— Это здесь?
— Да, мадам, — ответил шофер такси. — Рю де ла Арп, дом 17.
— Это частный дом?
— Нет, мадам, цветочный магазин.
Улица, как выяснилось, находилась в нефешенебельной части Ла-Банделетт, неподалеку от набережной. Большинство английских финансовых воротил, посещавших Ла-Банделетт, презирало этот район, так как он выглядел (и был) точной копией Уэстон-супер-Мер, Пейнтона или Фолкстоуна.[10]

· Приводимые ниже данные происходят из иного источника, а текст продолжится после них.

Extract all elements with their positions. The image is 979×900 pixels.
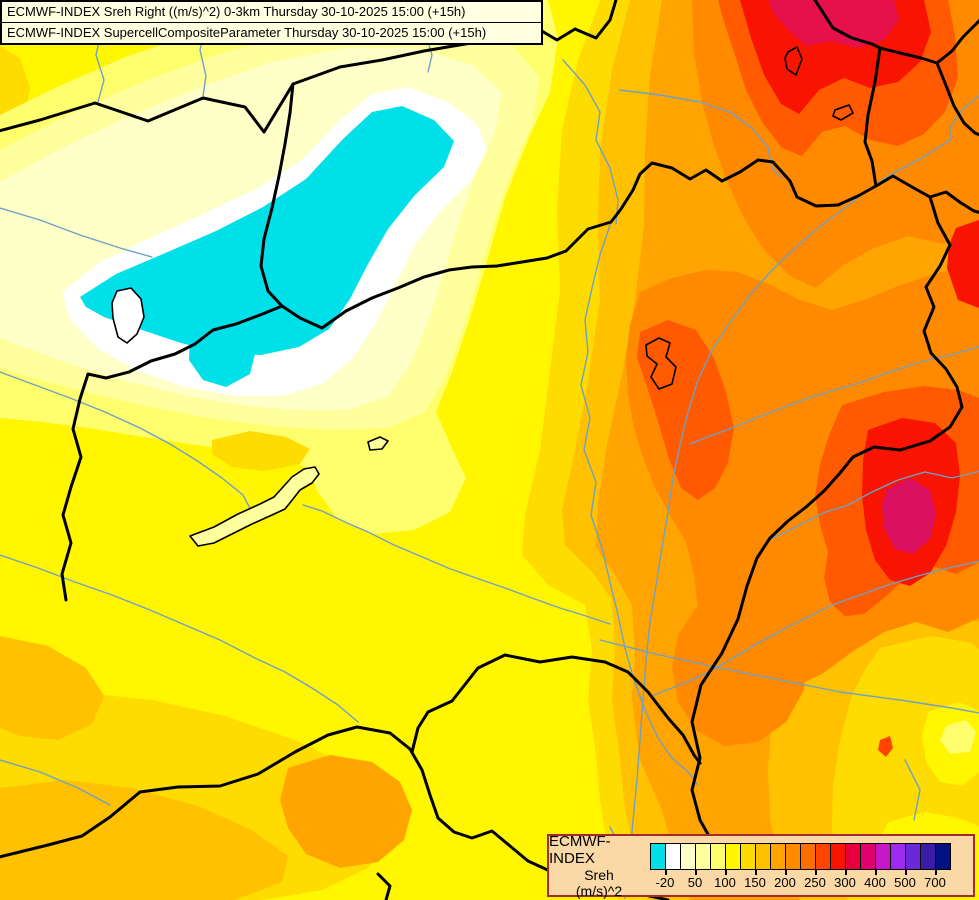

Днем это был жужжащий улей из маленьких улочек и лавок, где бойко торговали сувенирами, игрушечными лопатками, ведерками и мельницами, пестрящий желтыми вывесками «кодака» и благопристойными семейными барами. Но осенними вечерами большая часть этих улочек становилась темными и сырыми. Рю де ла Арп, вьющаяся между высокими домами, поглотила такси. Когда машина остановилась у темного фасада магазина, Ева ощутила паническое нежелание выходить.
Она сидела, держа руку на полуоткрытой дверце и глядя на водителя при тусклом свете счетчика.
— Цветочный магазин? — переспросила Ева.
— Да, мадам. — Шофер указал на белую эмалированную надпись, едва видимую на темной витрине. «В „Райском саду“ большой выбор цветов». — Сейчас он закрыт.
— Вижу.
— Мадам желает, чтобы я отвез ее куда-нибудь еще?
— Нет. Этого достаточно. — Ева выбралась из автомобиля и задержалась. — Вы, случайно, не знаете, кому принадлежит этот магазин?
— Владельца я не знаю, — подумав, ответил водитель. — Но управляющую знаю очень хорошо. Ее зовут мадемуазель Латур — короче, мадемуазель Прю. Очень приятная молодая дама.
— Латур?
— Да. Мадам нехорошо?
— Нет. У нее есть родственница — сестра или тетя — по имени Иветт Латур?
Водитель уставился на нее.
— Честное слово, мадам, это уж чересчур! Сожалею, но я знаю только магазинчик — хорошенький, как сама мадемуазель Прю.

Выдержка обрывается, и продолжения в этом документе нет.